Johan Commelin (Sep 30 2019 at 18:48):

obvious_ineq is a tactic that (I think) Patrick wrote, and it is more or less specially made for the sandwich theorem file?
Also, it has a more self-descriptive name (in this limited context, with this audience) than norm_num

Alexandre Rademaker (Sep 30 2019 at 18:52):

wow! norm_num is a namespace with many lemas in mathlib. So no simple solution without mathlib?!

Johan Commelin (Sep 30 2019 at 18:53):

Why don't you want to use mathlib?

Johan Commelin (Sep 30 2019 at 18:53):

The fact that some things exist in core is a coincidence

Johan Commelin (Sep 30 2019 at 18:53):

In an alternative world, core would be infinitesimal

Bryan Gin-ge Chen (Sep 30 2019 at 18:54):

This works:

lemma l0 : ¬ (7 < 0 + 5) := dec_trivial

Rob Lewis (Sep 30 2019 at 18:57):

norm_num is a tactic, you can ignore everything in the namespace. The other option without using mathlib is, indeed, dec_trivial. But this doesn't scale very well, and it won't work on types like the reals.

Johan Commelin (Sep 30 2019 at 18:57):

The reals are in mathlib... who cares (-;

Rob Lewis (Sep 30 2019 at 19:00):

Fine, it won't work on an arbitrary linear ordered whatever you need for numerals, which is in core :p

Alexandre Rademaker (Sep 30 2019 at 19:19):

Hi @Johan Commelin I am trying to use Lean in simples puzzles that ended up introducing such complications. But this is part of a course and I don't want to introduce another complication to the students. The use of mathlib requires the creation of a project for installing the library. Students are not yet comfortable with basic tools.

Alexandre Rademaker (Sep 30 2019 at 19:23):

Thank you @Bryan Gin-ge Chen ! Interesting to learn about dec_trivial.

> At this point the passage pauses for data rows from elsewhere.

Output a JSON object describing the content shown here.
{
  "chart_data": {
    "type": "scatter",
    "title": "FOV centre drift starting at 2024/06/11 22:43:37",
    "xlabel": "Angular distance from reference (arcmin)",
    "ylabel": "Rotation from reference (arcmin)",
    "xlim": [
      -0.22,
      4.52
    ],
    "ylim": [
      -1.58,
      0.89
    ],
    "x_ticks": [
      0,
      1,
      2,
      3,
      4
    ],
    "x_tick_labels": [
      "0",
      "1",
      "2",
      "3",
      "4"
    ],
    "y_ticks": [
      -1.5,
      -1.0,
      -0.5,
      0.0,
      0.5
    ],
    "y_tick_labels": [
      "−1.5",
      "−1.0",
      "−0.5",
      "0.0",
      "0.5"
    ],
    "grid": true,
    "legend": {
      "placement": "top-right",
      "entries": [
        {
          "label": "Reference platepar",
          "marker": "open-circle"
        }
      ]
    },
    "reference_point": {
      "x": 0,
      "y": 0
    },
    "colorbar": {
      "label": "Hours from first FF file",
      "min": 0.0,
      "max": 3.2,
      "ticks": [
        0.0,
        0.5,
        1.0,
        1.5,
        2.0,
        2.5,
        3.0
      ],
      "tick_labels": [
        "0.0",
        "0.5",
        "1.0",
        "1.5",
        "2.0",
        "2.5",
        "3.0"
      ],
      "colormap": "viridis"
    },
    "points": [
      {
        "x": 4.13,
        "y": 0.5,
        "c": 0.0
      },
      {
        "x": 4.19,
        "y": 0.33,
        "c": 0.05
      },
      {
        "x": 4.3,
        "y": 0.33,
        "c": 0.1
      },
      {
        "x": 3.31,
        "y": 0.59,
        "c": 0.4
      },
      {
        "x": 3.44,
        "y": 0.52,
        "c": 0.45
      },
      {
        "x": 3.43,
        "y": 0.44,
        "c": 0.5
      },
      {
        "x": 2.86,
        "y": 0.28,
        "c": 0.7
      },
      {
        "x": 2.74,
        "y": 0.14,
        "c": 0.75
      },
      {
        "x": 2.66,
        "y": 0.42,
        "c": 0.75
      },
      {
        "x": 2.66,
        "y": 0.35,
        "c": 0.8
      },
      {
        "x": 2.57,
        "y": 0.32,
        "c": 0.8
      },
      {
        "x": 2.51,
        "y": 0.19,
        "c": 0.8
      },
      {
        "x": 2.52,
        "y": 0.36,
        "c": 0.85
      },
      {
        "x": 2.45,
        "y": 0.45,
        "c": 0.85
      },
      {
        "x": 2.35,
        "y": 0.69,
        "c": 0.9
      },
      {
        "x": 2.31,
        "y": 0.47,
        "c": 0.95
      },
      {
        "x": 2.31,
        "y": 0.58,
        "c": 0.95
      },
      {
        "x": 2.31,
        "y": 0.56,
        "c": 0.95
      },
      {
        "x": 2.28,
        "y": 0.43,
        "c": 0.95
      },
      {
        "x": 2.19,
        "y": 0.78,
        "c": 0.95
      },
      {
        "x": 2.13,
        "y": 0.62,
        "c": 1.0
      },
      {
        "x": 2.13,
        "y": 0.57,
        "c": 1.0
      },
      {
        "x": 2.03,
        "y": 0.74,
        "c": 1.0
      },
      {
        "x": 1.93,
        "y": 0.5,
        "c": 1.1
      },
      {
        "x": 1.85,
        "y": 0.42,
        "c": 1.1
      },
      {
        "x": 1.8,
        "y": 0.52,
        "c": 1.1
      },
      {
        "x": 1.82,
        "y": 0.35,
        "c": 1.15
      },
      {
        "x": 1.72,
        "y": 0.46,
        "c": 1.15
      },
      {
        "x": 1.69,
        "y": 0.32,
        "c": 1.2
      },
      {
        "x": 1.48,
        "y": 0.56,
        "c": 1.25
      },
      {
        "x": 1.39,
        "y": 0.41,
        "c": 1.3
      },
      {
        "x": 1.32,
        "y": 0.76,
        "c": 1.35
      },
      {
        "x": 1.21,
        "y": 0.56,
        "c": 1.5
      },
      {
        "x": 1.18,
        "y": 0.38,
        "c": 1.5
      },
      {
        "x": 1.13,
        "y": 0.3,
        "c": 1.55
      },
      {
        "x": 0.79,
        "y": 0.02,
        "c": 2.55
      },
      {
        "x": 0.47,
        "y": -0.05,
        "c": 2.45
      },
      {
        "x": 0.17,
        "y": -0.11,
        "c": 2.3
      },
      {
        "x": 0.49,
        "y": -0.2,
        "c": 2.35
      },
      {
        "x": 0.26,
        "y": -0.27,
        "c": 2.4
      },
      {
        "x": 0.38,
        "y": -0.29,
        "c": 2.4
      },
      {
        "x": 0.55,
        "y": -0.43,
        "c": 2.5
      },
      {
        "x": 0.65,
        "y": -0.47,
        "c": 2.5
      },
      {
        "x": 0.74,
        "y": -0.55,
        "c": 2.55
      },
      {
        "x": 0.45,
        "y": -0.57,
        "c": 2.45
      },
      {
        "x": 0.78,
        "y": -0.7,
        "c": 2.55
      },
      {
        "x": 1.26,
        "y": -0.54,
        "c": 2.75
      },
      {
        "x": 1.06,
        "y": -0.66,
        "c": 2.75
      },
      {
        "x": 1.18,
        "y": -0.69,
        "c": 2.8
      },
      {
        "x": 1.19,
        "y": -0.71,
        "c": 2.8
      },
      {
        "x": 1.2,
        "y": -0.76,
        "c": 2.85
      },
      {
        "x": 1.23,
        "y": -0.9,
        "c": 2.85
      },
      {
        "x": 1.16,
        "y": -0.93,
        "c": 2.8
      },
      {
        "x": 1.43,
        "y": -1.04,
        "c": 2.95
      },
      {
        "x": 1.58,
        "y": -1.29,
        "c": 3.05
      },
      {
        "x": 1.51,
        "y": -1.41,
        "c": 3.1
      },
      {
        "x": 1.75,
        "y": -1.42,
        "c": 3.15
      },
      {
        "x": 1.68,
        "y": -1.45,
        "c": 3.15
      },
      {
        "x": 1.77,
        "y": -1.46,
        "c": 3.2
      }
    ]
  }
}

Patrick Massot (Sep 30 2019 at 19:52):

Indeed I wrote obvious_ineq in https://github.com/ImperialCollegeLondon/M1P1-lean/blob/master/src/xenalib/M1P1.lean, and it definitely depends on mathlib.

Patrick Massot (Sep 30 2019 at 19:52):

Alexandre, there is very little math you can hope to do without a math library.

Patrick Massot (Sep 30 2019 at 19:53):

What kind of students do you have? Do they work in a computer lab you have some control on? Or do you want them to install Lean at home?

Patrick Massot (Sep 30 2019 at 19:55):

In the worst case scenario you can use Lean online, either using the WASM build or on CoCalc. In both case you can use a library. In the first case I would definitely recommend to use a tiny part of mathlib, unless you want your webpage to take forever to load. But the tactic part of mathlib shouldn't be too bad.